We both got the idea and laughed, our laughter bouncing off the walls and ceiling of the mostly empty laundry room.
"Just like with people. You and I didn't know each other at first, but we got used to being around each other. That's the "clorox2" part of it. See, we even get each other's jokes!" I closed the washer, and we stood there silently for about two or three minutes.
Then I said, "I read somewhere that Governor Wallace told an audience that there was a Biblical reason why Blacks and Whites shouldn't live together. But I never found it in my Bible."
I added, "Back then, people were scared of each other. The white people were scared of the Blacks because they were something new, something different. The Blacks were scared of the Whites because of what they "heard" that "all whites did." They used the Bible to explain and scare us all into believing it. And nobody doubted it and everyone all believed it. Until someone SHOWED them otherwise. It's not as simple as washing clothes, Jeff...but we're getting better at explaining it. And talking about it."
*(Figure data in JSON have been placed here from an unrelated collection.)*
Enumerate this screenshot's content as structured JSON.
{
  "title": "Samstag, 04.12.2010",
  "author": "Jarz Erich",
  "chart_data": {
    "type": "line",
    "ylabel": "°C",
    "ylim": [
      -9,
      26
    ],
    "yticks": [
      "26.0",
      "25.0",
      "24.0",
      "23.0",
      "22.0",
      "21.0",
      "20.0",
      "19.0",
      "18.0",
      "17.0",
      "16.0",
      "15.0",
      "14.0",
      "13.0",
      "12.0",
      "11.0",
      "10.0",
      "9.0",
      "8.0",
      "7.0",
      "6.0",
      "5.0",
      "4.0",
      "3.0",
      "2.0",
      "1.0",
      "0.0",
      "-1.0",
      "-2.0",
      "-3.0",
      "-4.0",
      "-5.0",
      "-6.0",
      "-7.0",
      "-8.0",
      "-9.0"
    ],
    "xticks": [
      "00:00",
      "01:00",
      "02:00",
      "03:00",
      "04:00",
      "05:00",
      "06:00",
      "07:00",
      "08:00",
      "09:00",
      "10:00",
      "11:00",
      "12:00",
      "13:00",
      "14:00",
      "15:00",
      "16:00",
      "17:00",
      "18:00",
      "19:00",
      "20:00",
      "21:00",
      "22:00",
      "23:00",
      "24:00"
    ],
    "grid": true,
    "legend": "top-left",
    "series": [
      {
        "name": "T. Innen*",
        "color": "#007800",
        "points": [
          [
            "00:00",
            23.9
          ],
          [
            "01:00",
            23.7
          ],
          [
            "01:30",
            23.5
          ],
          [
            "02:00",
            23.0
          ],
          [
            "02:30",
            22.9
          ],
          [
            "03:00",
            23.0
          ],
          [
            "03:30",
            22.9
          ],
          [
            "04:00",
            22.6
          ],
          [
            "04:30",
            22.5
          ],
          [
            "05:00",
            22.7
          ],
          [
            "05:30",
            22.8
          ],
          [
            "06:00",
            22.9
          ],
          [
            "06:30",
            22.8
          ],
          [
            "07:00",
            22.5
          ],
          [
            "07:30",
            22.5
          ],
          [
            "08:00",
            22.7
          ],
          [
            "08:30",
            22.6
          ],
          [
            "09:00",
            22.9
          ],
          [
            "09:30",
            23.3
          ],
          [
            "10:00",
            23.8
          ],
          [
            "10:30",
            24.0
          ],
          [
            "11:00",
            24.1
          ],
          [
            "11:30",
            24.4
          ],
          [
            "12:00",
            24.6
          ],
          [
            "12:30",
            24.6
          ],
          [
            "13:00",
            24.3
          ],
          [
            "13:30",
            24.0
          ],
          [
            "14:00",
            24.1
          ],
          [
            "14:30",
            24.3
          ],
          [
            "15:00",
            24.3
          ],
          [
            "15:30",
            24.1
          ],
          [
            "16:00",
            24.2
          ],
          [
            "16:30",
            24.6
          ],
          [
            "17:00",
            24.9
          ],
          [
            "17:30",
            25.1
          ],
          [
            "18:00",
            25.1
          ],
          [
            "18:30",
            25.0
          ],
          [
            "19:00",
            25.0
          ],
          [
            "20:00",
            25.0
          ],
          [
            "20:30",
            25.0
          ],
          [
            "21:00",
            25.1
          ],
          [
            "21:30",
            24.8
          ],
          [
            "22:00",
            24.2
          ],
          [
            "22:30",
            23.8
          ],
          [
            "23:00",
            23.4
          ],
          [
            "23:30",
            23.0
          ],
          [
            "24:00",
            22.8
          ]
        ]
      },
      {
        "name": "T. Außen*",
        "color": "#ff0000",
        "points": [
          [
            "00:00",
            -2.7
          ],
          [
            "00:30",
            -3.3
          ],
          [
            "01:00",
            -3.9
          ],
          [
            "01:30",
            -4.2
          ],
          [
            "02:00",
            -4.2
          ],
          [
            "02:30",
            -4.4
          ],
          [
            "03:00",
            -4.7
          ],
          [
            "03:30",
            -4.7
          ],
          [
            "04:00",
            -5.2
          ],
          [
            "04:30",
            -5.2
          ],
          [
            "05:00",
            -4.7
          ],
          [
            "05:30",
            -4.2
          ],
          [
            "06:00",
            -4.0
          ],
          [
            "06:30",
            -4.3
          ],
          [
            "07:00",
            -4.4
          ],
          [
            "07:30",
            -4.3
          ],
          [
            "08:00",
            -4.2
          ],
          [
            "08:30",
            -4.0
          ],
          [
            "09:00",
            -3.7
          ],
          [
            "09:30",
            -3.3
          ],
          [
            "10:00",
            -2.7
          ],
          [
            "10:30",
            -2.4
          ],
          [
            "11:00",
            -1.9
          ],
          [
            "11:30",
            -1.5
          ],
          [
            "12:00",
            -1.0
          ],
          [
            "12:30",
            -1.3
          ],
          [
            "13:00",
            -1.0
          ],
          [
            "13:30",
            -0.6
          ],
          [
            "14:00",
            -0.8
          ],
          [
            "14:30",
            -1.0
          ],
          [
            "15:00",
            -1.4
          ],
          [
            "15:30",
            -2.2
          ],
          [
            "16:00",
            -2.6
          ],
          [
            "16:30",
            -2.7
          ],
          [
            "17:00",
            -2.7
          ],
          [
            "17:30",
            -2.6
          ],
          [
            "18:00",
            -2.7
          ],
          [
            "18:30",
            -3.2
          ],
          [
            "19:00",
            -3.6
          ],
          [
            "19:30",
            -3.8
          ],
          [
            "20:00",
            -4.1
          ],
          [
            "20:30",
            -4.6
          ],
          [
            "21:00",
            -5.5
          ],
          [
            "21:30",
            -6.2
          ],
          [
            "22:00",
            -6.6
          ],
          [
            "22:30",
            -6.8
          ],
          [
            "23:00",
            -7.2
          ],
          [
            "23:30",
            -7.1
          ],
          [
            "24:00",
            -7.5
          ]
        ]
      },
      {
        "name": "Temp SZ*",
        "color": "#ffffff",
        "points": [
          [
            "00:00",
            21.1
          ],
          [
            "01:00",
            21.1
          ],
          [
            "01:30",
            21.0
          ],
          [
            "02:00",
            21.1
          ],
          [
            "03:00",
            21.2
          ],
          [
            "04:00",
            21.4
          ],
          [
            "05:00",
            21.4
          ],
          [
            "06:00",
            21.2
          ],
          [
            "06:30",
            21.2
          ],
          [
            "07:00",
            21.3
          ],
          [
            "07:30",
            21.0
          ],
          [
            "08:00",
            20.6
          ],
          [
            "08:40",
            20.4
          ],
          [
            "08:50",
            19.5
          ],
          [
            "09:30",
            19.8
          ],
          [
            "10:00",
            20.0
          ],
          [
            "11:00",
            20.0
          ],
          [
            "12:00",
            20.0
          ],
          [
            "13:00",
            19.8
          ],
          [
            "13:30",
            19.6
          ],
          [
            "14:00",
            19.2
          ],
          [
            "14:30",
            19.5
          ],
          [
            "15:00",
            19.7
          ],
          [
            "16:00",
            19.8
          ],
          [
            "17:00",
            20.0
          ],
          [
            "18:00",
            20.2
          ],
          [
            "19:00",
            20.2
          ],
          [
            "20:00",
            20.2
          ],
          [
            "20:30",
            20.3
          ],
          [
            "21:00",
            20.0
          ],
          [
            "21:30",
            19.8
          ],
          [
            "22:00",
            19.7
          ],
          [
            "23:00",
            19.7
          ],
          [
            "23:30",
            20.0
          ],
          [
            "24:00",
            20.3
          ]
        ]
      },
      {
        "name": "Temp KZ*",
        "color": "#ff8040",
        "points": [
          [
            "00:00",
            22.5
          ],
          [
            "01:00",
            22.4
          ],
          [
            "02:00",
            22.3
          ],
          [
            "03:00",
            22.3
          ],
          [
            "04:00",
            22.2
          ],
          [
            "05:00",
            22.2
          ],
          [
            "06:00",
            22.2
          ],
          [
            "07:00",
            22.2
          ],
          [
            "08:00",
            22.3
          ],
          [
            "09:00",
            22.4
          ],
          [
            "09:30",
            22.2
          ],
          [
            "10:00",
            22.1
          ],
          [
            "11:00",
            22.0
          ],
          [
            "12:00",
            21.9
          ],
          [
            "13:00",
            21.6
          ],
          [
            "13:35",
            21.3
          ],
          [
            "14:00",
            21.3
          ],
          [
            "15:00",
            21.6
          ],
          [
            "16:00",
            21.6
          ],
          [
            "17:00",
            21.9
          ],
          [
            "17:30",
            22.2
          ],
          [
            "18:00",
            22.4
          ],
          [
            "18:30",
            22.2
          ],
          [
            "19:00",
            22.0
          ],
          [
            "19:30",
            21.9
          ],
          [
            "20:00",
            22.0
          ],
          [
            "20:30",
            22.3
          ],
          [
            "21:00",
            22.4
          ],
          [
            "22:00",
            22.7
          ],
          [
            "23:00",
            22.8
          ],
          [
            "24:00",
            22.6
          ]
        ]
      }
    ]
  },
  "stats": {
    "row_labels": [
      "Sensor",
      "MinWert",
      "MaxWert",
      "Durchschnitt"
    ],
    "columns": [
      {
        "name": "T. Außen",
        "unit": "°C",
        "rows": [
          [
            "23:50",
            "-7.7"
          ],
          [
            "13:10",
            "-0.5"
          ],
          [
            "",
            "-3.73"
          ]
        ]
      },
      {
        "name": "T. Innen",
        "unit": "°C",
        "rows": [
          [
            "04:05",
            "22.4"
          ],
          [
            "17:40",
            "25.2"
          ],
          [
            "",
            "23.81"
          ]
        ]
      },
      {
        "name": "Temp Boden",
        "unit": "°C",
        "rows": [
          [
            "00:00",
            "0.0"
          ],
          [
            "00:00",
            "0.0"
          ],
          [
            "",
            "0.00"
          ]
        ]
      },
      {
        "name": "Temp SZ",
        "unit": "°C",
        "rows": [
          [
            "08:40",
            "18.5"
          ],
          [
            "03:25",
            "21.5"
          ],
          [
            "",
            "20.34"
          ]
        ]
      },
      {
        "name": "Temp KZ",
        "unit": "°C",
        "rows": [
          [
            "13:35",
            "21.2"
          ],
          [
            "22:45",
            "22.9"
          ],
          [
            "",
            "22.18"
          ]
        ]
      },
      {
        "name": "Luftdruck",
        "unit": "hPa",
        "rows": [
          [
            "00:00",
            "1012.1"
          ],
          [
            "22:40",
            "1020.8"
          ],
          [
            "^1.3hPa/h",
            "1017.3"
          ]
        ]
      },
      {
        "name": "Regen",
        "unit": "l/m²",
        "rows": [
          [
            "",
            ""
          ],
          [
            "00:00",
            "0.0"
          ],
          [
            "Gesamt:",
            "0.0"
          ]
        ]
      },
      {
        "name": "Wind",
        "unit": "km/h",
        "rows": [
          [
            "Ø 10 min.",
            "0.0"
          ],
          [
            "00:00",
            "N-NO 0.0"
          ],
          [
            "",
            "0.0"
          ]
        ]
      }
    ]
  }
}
Jeff looked at me and knew that my assessment was right. We moved our conversation to the second-floor lounge and to Anna and me dating...
Wallace was right. It is time for Americans to move on forward, although, as he admitted, "we in Alabama still have a long way to go."
There he was, in his wheelchair, his wife at his side, his old wilted white hand outstretched...
...as he grasped the hand offered him from Coretta Scott King, the wife of civil rights leader Dr. Martin Luther King, Jr. and those with her. There was no wiping of hands afterward. No "cooties" or dreaded diseases. Both King and Wallace continued to live long and relatively healthy lives and were able to tell their grandchildren about their encounter and the discussion.
[Clorox2 is a registered trademark of the Clorox Company, with no infringement nor malice intended. I still use the product today, and it does work -- using the product as the box directs.]